Festival de cinéma africain de Tarifa et Tanger : trois films algériens en compétition

Festival de cinéma africain de Tarifa et Tanger : trois films algériens en compétition

Trois films algériens sont en compétition au 17e Festival de cinéma africain de Tarifa et Tanger (FCAT), qui se déroule du 4 au 13 décembre 2020 dans ces deux villes qui se regardent d’un côté et de l’autre du Détroit de Gibraltar, l’une en Espagne, l’autre au Maroc. Il s’agit de deux long-métrages réalisés par des jeunes talents du cinéma algérien, Hassen Ferhani et Amin Sidi-Boumédiène, et un court-métrage d’une nouvelle promesse, Amira Géhanne Khalfallah.

Le long-métrage documentaire 143, Rue du Désert (2019) de Hassen Ferhani raconte l’histoire de Malika, une femme qui, dans sa buvette en plein désert algérien, accueille des routiers et des touristes égarés et leur offre un havre de paix. Le film a été salué par le Prix du meilleur réalisateur émergent au préstigieux Festival de Locarno l’année dernière. Selon le journaliste Bertrand Tappolet, « c’est la marge d’un monde, le vide qui reçoit les échos d’un épuisement résigné face à un régime politique en bout de course. » Le film est imprégné d’une certaine défiance face au pouvoir. Cela n’a rien d’anodin puisqu’il a été réalisé en 2018, au lendemain des manifestations populaires qui secouèrent le pays.

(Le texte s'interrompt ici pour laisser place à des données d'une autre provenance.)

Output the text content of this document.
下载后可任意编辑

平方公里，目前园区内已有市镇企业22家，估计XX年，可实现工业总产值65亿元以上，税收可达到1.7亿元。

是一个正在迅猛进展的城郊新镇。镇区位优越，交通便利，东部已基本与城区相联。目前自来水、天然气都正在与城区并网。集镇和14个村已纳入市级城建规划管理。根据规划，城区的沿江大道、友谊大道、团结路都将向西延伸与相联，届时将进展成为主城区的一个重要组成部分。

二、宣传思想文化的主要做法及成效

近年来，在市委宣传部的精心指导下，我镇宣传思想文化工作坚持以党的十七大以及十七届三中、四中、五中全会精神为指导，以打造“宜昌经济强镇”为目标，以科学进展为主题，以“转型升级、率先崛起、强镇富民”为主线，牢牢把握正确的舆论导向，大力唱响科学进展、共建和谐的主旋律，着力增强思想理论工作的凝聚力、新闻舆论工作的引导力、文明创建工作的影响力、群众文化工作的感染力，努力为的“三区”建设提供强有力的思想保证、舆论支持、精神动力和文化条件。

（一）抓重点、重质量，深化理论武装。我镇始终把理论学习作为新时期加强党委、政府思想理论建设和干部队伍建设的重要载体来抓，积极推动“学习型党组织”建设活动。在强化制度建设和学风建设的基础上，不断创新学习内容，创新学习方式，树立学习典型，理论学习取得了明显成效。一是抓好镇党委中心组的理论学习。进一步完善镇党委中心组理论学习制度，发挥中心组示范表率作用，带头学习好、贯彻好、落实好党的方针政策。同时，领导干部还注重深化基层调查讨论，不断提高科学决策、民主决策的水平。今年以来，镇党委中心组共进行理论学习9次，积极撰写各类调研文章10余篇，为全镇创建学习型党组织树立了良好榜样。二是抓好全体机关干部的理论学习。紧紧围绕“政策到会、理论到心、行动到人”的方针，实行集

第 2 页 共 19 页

L’autre long-métrage algérien en lice dans la section Hypermétropie du FCAT s’intitule Abou Leila (2019) de Amin Sidi-Boumédiène. Aussi avec le désert comme toile de fond, le film suit le parcours de S. (Slimane Benouari) et Lotfi (Lyes Salem) lorsqu’ils traversent le désert à la recherche du célèbre terroriste Abou Leila. Le film, qui se déroule en 1994, touche la thématique des années de plomb en Algérie sous un angle inédit. Il s’agit du premier long-métrage du réalisateur algérien. Et quel début. D’emblée, le film a été sélectionné à la 58e Semaine de la critique du Festival de Cannes.

Le désert est omniprésent également dans le court-métrage El Sghayra (« La petite »), de la réalisatrice Amira Géhanne Khalfallah. Selon le Jury Génération Kplus de la Berlinale 2020, ou le film a remporté une mention spéciale, « ce film montre comment une jeune fille gaie crée son propre monde en vertu de son indépendance et de sa joie de vivre. Dans un paysage à couper le souffle, chaque personnage aide l’autre à ouvrir les yeux. Le film nous a également ouvert grands les yeux. » Le court-métrage est en lice dans la section En Bref du Festival de cinéma africain de Tarifa et Tanger.

Un total de 40 œuvres cinématographiques en provenance de 18 pays d’Afrique et d’Amérique ont été sélectionnées dans le programme de ce festival qui se déroule à la fois dans les salles de Tarifa, dans les écoles hispanophones du nord du Maroc ainsi qu’en ligne.

Créé en 2004 par une association espagnole, le FCAT œuvre pour la promotion de la culture africaine à travers le septième art. Ainsi, à travers la pluralité et hétérogénéité des récits audiovisuels qu’il propose, le festival cherche à accompagner l’audience à mieux comprendre « l’autre » et à briser les préjugés qui voilent son regard vis-à-vis des sociétés, cultures et réalités dites « africaines ».